Is it possible to do math with the textinput macro

0 votes
asked Aug 24 by gavinjon (140 points)
Is it possible to do math with the textinput macro?  Because as far as I can tell, by default its datatype is always a string.  So am I missing something (like another input macro or some kind of trick) or is it possible to change what type of input textinput accepts / uses?

 

Basically what I want is to be able to use the basic mathematical operators (primarily multiplication and addition) with the input users provide, and I'm having trouble with getting that to work.  If someone could help, that would be great.  Just tell me what you need in order for you to help me.

1 Answer

+1 vote
answered Aug 24 by Chapel (33,020 points)
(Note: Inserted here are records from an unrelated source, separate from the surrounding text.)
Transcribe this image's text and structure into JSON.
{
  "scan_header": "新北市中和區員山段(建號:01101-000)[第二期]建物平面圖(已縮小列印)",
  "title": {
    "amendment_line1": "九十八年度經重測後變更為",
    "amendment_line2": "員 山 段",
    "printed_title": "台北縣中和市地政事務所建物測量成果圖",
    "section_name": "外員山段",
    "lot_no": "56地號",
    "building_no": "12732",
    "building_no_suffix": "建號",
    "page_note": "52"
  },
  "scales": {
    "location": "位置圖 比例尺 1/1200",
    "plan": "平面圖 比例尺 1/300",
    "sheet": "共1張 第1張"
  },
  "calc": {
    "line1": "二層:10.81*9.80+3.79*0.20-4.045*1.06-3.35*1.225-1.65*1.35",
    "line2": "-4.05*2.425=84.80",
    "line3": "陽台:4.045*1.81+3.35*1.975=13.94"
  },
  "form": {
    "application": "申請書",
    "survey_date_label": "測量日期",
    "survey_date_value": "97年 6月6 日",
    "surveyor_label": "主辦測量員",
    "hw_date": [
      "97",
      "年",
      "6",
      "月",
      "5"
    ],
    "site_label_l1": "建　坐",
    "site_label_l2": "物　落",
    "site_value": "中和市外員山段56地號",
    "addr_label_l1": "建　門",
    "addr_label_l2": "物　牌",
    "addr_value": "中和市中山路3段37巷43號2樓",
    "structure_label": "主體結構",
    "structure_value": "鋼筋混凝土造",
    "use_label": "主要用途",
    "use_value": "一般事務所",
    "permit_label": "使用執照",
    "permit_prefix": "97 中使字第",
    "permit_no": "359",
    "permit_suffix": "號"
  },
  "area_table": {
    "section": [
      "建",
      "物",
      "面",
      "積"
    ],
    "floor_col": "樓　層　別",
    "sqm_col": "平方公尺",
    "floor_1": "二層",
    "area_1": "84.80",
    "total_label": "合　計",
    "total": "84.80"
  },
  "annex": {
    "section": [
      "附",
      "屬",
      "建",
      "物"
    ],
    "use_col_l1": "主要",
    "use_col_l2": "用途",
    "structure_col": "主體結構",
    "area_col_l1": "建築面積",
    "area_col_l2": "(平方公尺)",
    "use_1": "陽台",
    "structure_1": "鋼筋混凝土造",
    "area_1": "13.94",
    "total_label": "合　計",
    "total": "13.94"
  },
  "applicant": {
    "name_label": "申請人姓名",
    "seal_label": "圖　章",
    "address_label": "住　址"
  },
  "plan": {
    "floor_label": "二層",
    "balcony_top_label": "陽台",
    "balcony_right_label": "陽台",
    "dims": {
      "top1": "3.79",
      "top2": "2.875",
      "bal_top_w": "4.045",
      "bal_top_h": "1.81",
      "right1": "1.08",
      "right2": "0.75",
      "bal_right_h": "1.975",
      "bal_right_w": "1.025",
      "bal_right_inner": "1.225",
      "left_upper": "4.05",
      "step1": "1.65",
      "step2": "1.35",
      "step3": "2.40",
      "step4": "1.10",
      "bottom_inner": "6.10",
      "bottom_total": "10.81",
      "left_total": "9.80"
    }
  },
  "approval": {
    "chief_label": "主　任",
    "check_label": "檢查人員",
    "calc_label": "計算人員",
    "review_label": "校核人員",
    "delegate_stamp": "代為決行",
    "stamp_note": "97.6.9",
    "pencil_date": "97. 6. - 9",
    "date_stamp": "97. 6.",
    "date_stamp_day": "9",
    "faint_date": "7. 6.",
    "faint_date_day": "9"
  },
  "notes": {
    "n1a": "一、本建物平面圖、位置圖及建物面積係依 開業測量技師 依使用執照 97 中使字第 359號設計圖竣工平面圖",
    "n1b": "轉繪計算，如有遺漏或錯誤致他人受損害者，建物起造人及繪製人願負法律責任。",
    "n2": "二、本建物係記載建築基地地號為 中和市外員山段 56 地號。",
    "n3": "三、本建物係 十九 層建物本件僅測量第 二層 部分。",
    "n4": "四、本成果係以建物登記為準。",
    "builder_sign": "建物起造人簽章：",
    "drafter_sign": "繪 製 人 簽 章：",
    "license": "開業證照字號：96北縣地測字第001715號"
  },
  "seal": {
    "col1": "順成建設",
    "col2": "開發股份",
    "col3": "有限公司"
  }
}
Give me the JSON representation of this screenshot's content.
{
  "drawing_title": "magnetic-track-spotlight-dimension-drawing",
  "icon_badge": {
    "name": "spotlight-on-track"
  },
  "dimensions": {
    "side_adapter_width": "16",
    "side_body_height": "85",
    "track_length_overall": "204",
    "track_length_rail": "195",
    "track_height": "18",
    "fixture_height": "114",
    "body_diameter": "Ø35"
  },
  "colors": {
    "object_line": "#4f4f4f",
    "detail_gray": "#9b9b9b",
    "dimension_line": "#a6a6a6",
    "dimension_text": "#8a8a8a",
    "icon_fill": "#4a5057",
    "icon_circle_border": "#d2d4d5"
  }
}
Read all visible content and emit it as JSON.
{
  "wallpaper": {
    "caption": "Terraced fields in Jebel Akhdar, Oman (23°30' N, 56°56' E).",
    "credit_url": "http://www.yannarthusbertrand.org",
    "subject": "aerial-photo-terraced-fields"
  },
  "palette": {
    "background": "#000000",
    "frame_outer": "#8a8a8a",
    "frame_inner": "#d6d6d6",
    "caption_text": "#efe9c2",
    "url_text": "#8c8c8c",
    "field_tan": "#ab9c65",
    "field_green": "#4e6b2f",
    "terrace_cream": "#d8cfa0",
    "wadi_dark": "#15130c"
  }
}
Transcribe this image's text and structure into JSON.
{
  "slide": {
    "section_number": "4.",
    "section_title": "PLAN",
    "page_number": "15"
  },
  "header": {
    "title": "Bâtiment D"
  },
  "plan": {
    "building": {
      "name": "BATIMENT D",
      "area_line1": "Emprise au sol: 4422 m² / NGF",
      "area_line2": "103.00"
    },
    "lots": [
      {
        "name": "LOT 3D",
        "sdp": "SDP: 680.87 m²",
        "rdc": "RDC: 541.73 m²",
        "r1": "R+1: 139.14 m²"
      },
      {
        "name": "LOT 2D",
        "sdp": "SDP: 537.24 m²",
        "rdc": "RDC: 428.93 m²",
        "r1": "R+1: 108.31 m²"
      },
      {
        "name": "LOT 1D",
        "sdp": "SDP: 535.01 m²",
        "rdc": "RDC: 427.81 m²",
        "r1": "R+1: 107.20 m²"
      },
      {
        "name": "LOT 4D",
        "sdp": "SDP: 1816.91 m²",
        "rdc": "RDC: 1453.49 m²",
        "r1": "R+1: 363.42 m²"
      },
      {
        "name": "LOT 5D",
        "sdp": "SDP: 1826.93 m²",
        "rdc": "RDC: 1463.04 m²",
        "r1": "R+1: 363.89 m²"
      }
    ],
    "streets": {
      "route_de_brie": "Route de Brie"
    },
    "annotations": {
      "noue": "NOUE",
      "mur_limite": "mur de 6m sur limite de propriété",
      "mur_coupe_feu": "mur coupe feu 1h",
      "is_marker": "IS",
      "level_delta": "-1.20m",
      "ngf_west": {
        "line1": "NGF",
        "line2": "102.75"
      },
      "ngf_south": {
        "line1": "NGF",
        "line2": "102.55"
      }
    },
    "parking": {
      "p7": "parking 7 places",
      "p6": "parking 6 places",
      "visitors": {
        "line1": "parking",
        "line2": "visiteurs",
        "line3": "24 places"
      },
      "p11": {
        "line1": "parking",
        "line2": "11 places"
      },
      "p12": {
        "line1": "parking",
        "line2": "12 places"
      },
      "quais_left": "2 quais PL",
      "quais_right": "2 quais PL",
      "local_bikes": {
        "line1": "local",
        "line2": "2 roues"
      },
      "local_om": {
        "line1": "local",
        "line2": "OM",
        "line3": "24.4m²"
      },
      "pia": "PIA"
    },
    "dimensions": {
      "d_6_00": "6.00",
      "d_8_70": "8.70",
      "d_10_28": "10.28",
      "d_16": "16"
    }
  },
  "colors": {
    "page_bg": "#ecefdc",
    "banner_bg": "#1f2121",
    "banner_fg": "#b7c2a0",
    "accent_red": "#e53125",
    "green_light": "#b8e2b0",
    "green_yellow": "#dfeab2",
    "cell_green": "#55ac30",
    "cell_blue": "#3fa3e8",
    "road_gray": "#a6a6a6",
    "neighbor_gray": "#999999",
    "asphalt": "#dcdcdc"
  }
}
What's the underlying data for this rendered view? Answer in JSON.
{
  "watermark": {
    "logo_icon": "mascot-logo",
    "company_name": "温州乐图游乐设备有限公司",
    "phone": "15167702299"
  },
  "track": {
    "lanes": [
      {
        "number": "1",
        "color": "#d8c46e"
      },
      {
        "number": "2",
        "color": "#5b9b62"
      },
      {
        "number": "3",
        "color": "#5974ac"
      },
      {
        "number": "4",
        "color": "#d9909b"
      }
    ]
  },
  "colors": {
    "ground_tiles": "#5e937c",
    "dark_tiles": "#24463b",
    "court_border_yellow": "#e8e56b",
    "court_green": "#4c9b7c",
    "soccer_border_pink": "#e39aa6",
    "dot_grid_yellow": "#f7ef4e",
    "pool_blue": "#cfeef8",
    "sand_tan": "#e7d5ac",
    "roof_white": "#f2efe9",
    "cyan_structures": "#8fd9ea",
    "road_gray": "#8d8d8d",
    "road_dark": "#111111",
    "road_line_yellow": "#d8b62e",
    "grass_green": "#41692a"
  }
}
Yes. For Harlowe, use the (num:) macro to turn a string into a number. For SugarCube and the Twine 1 formats, use the parseInt() function

For future reference, you ought to mention or tag the story format and version you're using. As you can see above, answers and advice are very different based on that information. 

commented Aug 24 by Akjosch (3,950 points)

... and if you also want other values besides integers, use Number($val)

commented Aug 24 by TheMadExile (20,310 points)

I'd recommend the use of Number(), period.  Unless you absolutely need to allow junk characters along with the numerals you're attempting to convert or, specifically to parseInt(), need to convert from a non-decimal base, there is very little reason to prefer either parseInt() or parseFloat() over Number().

Beyond that, parseInt() has some gotchas which can bite you.

  1. In some very ancient browsers, the default base is not 10.  The traditional remedy for that bit of inanity is to always specify the base of the incoming numerals (usually base 10).  e.g. parseInt('22', 10).
  2. In all older browsers, it will treat a leading 0 as signifying that the numerals are base 8 (octal). e.g. parseInt('010') would yield 8, rather than 10.

In summary: Unless you know for a fact that you'll need the unique features of parseInt()/parseFloat(), it's best to simply use Number().